Applying Ink to Matrix
A dish in which to soak the matrix. Blotting paper and cotton wool.
A sheet of glass, larger than the matrix to be inked.
A sponge and a piece of chamois leather to remove surplus water.
An old handkerchief or piece of absorbent cloth to remove all water from the matrix.
Ink - the thickest litho ink available. I suggest Intaglio Black Lithographic Ink No. 1803.
Brush - a cheap shaving or a decorator's brush trimmed to the shape of a stag's foot or horse's hoof. This can be achieved with a pair of scissors and finished off with an electric razor. (See illustration 1)
A 6" white glazed tile on which to mix and spread the ink.
A small knife or palette knife with which to spread the ink. Artists' turpentine to thin the ink when necessary.
Take some of the ink, about the size of a small pea, on the tip of the knife and spread it in a patch on the tile. Mix well by spreading and removing it with the knife until there is a patch the size of about 1.5" by 2.5”; holding the blade of the knife at about 45 degrees to the tile, gently remove the ink until there is only a thin layer left. Dab the brush on this patch of the ink so that only the tips of the bristles on the brush accept the ink. Now dab the brush on a clean part of the tile. Build up this second patch of ink by dabbing repeatedly from the first patch. Only the tips of the brush should be charged with ink. When applying ink to the matrix, the brush should be used only from the second patch. (See illustration 2)
Soak the matrix for 3 minutes in clean water at 68F (20C). Remove from the dish and place it face down on the blotting paper. Remove surplus water from the back with the sponge.
Place the matrix face up on the sheet of glass and with the chamois leather gently remove the surplus water. Finish off by wiping with the old handkerchief or cloth, folded to form a pad, paying particular attention to the edges of the matrix. There should now be no signs of any water on the matrix or the glass sheet.
Apply the brush, previously charged with ink, to the matrix, starting at the top left and working down to the bottom with a dabbing dragging action, dab-drag-lift, dab-drag-lift. Return the brush to the top of the matrix and once more work to the bottom, working across the matrix to the right hand side. Charge the brush from the second patch of ink on the tile as and when necessary. (See illustration 3 and 4)
The matrix should be coated with a thin layer of ink, looking rather muddy, but with the image just showing through. Now change the action of the brush, dabbing the matrix without dragging. (See illustration 5) The image will start to clean up, becoming more prominent. Continue working with those two actions until no further progress seems to be made.

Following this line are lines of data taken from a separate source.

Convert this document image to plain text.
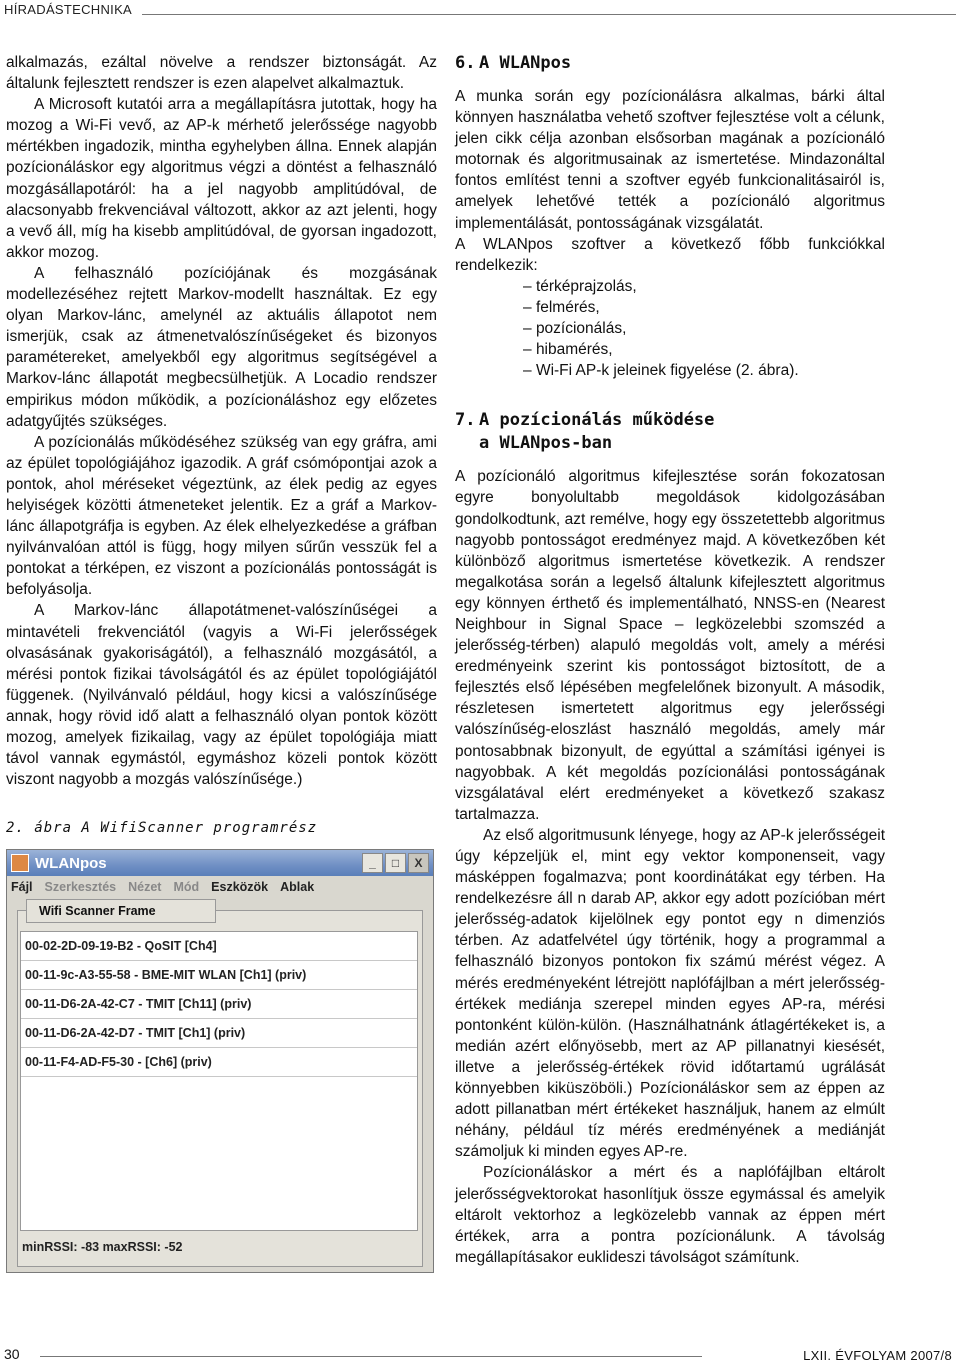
HÍRADÁSTECHNIKA

alkalmazás, ezáltal növelve a rendszer biztonságát. Az általunk fejlesztett rendszer is ezen alapelvet alkalmaztuk.

A Microsoft kutatói arra a megállapításra jutottak, hogy ha mozog a Wi-Fi vevő, az AP-k mérhető jelerőssége nagyobb mértékben ingadozik, mintha egyhelyben állna. Ennek alapján pozícionáláskor egy algoritmus végzi a döntést a felhasználó mozgásállapotáról: ha a jel nagyobb amplitúdóval, de alacsonyabb frekvenciával változott, akkor az azt jelenti, hogy a vevő áll, míg ha kisebb amplitúdóval, de gyorsan ingadozott, akkor mozog.

A felhasználó pozíciójának és mozgásának modellezéséhez rejtett Markov-modellt használtak. Ez egy olyan Markov-lánc, amelynél az aktuális állapotot nem ismerjük, csak az átmenetvalószínűségeket és bizonyos paramétereket, amelyekből egy algoritmus segítségével a Markov-lánc állapotát megbecsülhetjük. A Locadio rendszer empirikus módon működik, a pozícionáláshoz egy előzetes adatgyűjtés szükséges.

A pozícionálás működéséhez szükség van egy gráfra, ami az épület topológiájához igazodik. A gráf csómópontjai azok a pontok, ahol méréseket végeztünk, az élek pedig az egyes helyiségek közötti átmeneteket jelentik. Ez a gráf a Markov-lánc állapotgráfja is egyben. Az élek elhelyezkedése a gráfban nyilvánvalóan attól is függ, hogy milyen sűrűn vesszük fel a pontokat a térképen, ez viszont a pozícionálás pontosságát is befolyásolja.

A Markov-lánc állapotátmenet-valószínűségei a mintavételi frekvenciától (vagyis a Wi-Fi jelerősségek olvasásának gyakoriságától), a felhasználó mozgásától, a mérési pontok fizikai távolságától és az épület topológiájától függenek. (Nyilvánvaló például, hogy kicsi a valószínűsége annak, hogy rövid idő alatt a felhasználó olyan pontok között mozog, amelyek fizikailag, vagy az épület topológiája miatt távol vannak egymástól, egymáshoz közeli pontok között viszont nagyobb a mozgás valószínűsége.)

2. ábra A WifiScanner programrész
WLANpos	_	□	X
Fájl Szerkesztés Nézet Mód Eszközök Ablak
Wifi Scanner Frame
00-02-2D-09-19-B2 - QoSIT [Ch4]
00-11-9c-A3-55-58 - BME-MIT WLAN [Ch1] (priv)
00-11-D6-2A-42-C7 - TMIT [Ch11] (priv)
00-11-D6-2A-42-D7 - TMIT [Ch1] (priv)
00-11-F4-AD-F5-30 - [Ch6] (priv)
minRSSI: -83 maxRSSI: -52
6. A WLANpos

A munka során egy pozícionálásra alkalmas, bárki által könnyen használatba vehető szoftver fejlesztése volt a célunk, jelen cikk célja azonban elsősorban magának a pozícionáló motornak és algoritmusainak az ismertetése. Mindazonáltal fontos említést tenni a szoftver egyéb funkcionalitásairól is, amelyek lehetővé tették a pozícionáló algoritmus implementálását, pontosságának vizsgálatát.

A WLANpos szoftver a következő főbb funkciókkal rendelkezik:

– térképrajzolás,
– felmérés,
– pozícionálás,
– hibamérés,
– Wi-Fi AP-k jeleinek figyelése (2. ábra).
7. A pozícionálás működése
a WLANpos-ban

A pozícionáló algoritmus kifejlesztése során fokozatosan egyre bonyolultabb megoldások kidolgozásában gondolkodtunk, azt remélve, hogy egy összetettebb algoritmus nagyobb pontosságot eredményez majd. A következőben két különböző algoritmus ismertetése következik. A rendszer megalkotása során a legelső általunk kifejlesztett algoritmus egy könnyen érthető és implementálható, NNSS-en (Nearest Neighbour in Signal Space – legközelebbi szomszéd a jelerősség-térben) alapuló megoldás volt, amely a mérési eredményeink szerint kis pontosságot biztosított, de a fejlesztés első lépésében megfelelőnek bizonyult. A második, részletesen ismertetett algoritmus egy jelerősségi valószínűség-eloszlást használó megoldás, amely már pontosabbnak bizonyult, de egyúttal a számítási igényei is nagyobbak. A két megoldás pozícionálási pontosságának vizsgálatával elért eredményeket a következő szakasz tartalmazza.

Az első algoritmusunk lényege, hogy az AP-k jelerősségeit úgy képzeljük el, mint egy vektor komponenseit, vagy másképpen fogalmazva; pont koordinátákat egy térben. Ha rendelkezésre áll n darab AP, akkor egy adott pozícióban mért jelerősség-adatok kijelölnek egy pontot egy n dimenziós térben. Az adatfelvétel úgy történik, hogy a programmal a felhasználó bizonyos pontokon fix számú mérést végez. A mérés eredményeként létrejött naplófájlban a mért jelerősség-értékek mediánja szerepel minden egyes AP-ra, mérési pontonként külön-külön. (Használhatnánk átlagértékeket is, a medián azért előnyösebb, mert az AP pillanatnyi kiesését, illetve a jelerősség-értékek rövid időtartamú ugrálását könnyebben kiküszöböli.) Pozícionáláskor sem az éppen az adott pillanatban mért értékeket használjuk, hanem az elmúlt néhány, például tíz mérés eredményének a mediánját számoljuk ki minden egyes AP-re.

Pozícionáláskor a mért és a naplófájlban eltárolt jelerősségvektorokat hasonlítjuk össze egymással és amelyik eltárolt vektorhoz a legközelebb vannak az éppen mért értékek, arra a pontra pozícionálunk. A távolság megállapításakor euklideszi távolságot számítunk.

30	LXII. ÉVFOLYAM 2007/8
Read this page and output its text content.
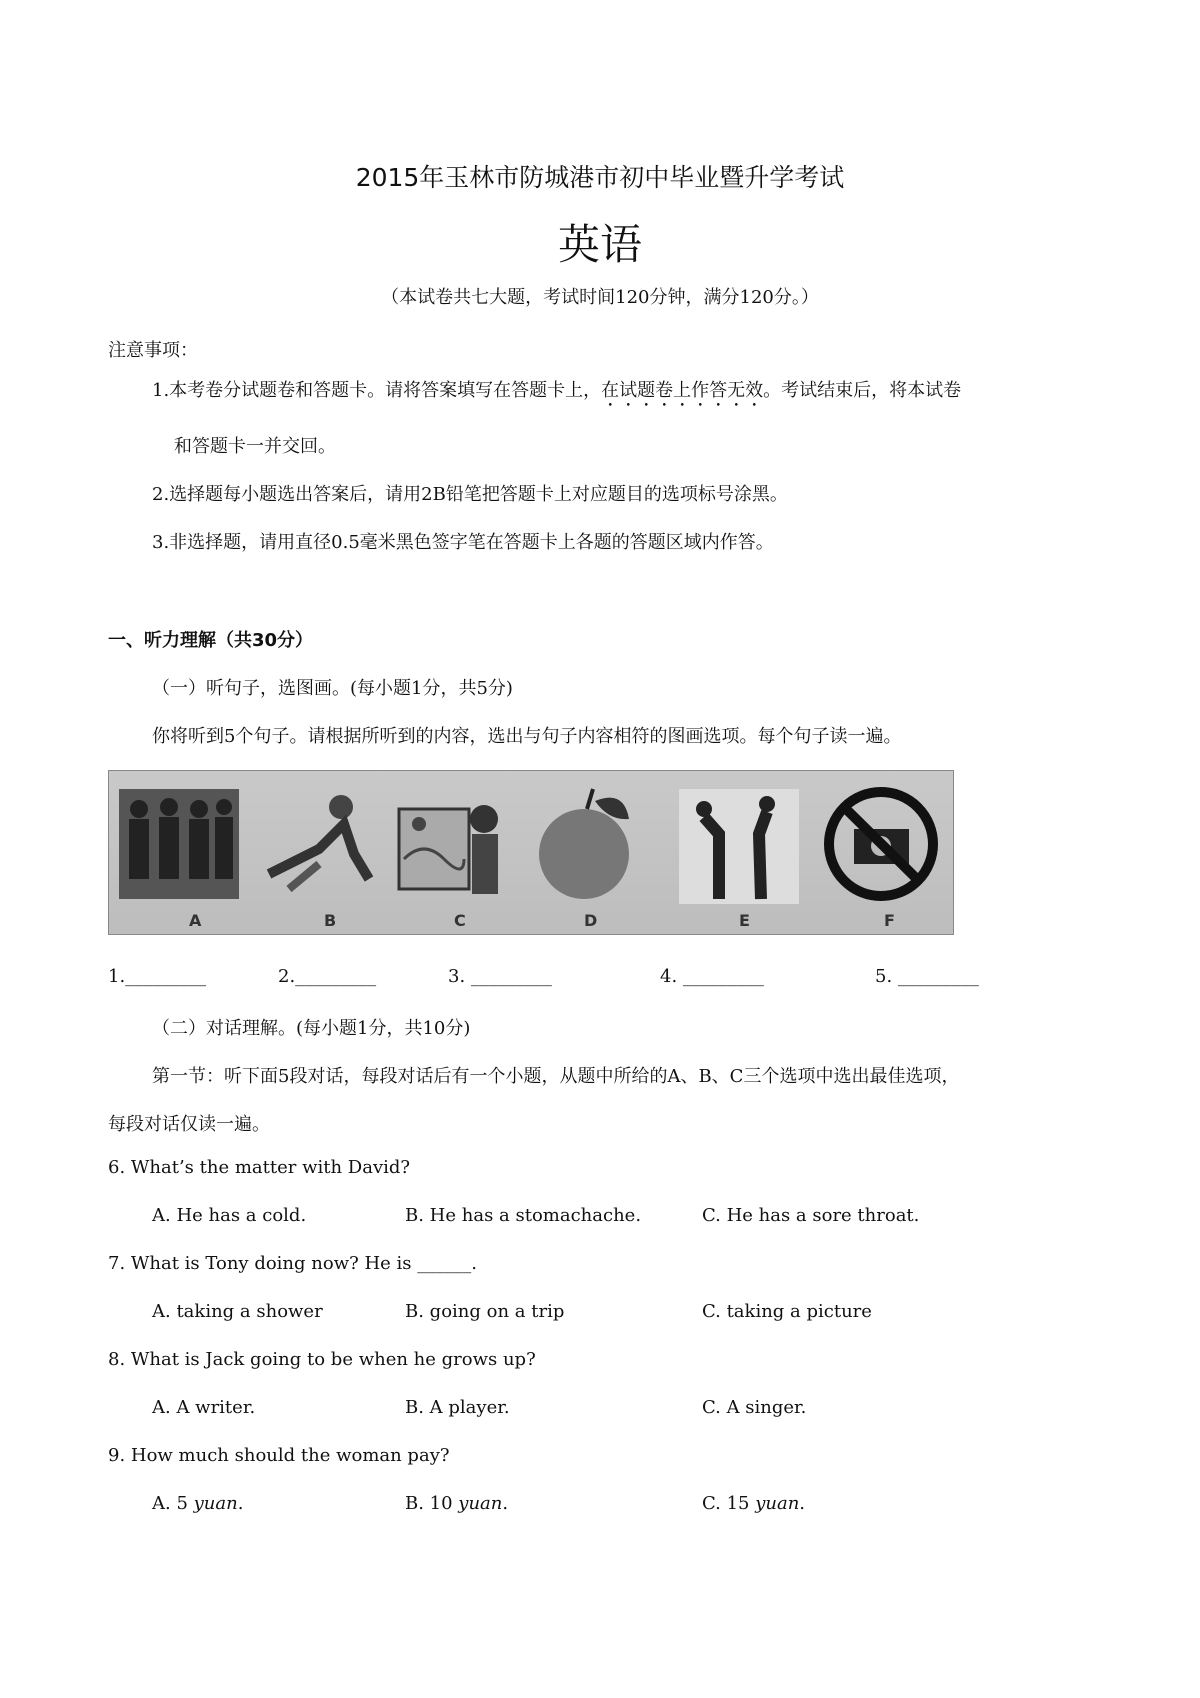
2015年玉林市防城港市初中毕业暨升学考试
英语
（本试卷共七大题，考试时间120分钟，满分120分。）
注意事项：
1.本考卷分试题卷和答题卡。请将答案填写在答题卡上，在试题卷上作答无效。考试结束后，将本试卷
和答题卡一并交回。
2.选择题每小题选出答案后，请用2B铅笔把答题卡上对应题目的选项标号涂黑。
3.非选择题，请用直径0.5毫米黑色签字笔在答题卡上各题的答题区域内作答。
一、听力理解（共30分）
（一）听句子，选图画。(每小题1分，共5分)
你将听到5个句子。请根据所听到的内容，选出与句子内容相符的图画选项。每个句子读一遍。
A	B	C	D	E	F
1._________	2._________	3. _________	4. _________	5. _________
（二）对话理解。(每小题1分，共10分)
第一节：听下面5段对话，每段对话后有一个小题，从题中所给的A、B、C三个选项中选出最佳选项，
每段对话仅读一遍。
6. What’s the matter with David?
A. He has a cold.	B. He has a stomachache.	C. He has a sore throat.
7. What is Tony doing now? He is ______.
A. taking a shower	B. going on a trip	C. taking a picture
8. What is Jack going to be when he grows up?
A. A writer.	B. A player.	C. A singer.
9. How much should the woman pay?
A. 5 yuan.	B. 10 yuan.	C. 15 yuan.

Put the brush to one side and with a swab of cotton wool, charged with water from the small dish or bowl, wipe over the image on the matrix. The image should now clean up and the highlight areas become more prominent and the contrast increased. Remove all surplus water again with the chamois leather and the handkerchief or cloth. Then resume inking again as before. The contrast should now build up. Be careful not to use too much ink. If the ink on the tile becomes dry, re-spread the surplus ink on the knife, as before, leaving a thin film on the tile. Recharge the brush, as and when required from the freshened patch. A more forceful dabbing will also increase contrast in the image. (See illustration 6)
As the image builds up, specific areas can be worked on. Shadow areas may require more ink, whilst the highlight areas may require lightening.
Brushes and equipment can be cleaned with lighter fuel, petrol or white spirit, but not turpentine substitute. If white spirit is used, leave the brushes for 24 hours to dry out.
Bromoil is a very personal process and success depends on cleanliness, attention to detail, patience and perseverance in the handling of the brush. Don't be disappointed if your first effort is not a masterpiece. Just persevere.
Every Bromoil is an original. No two can be exactly alike.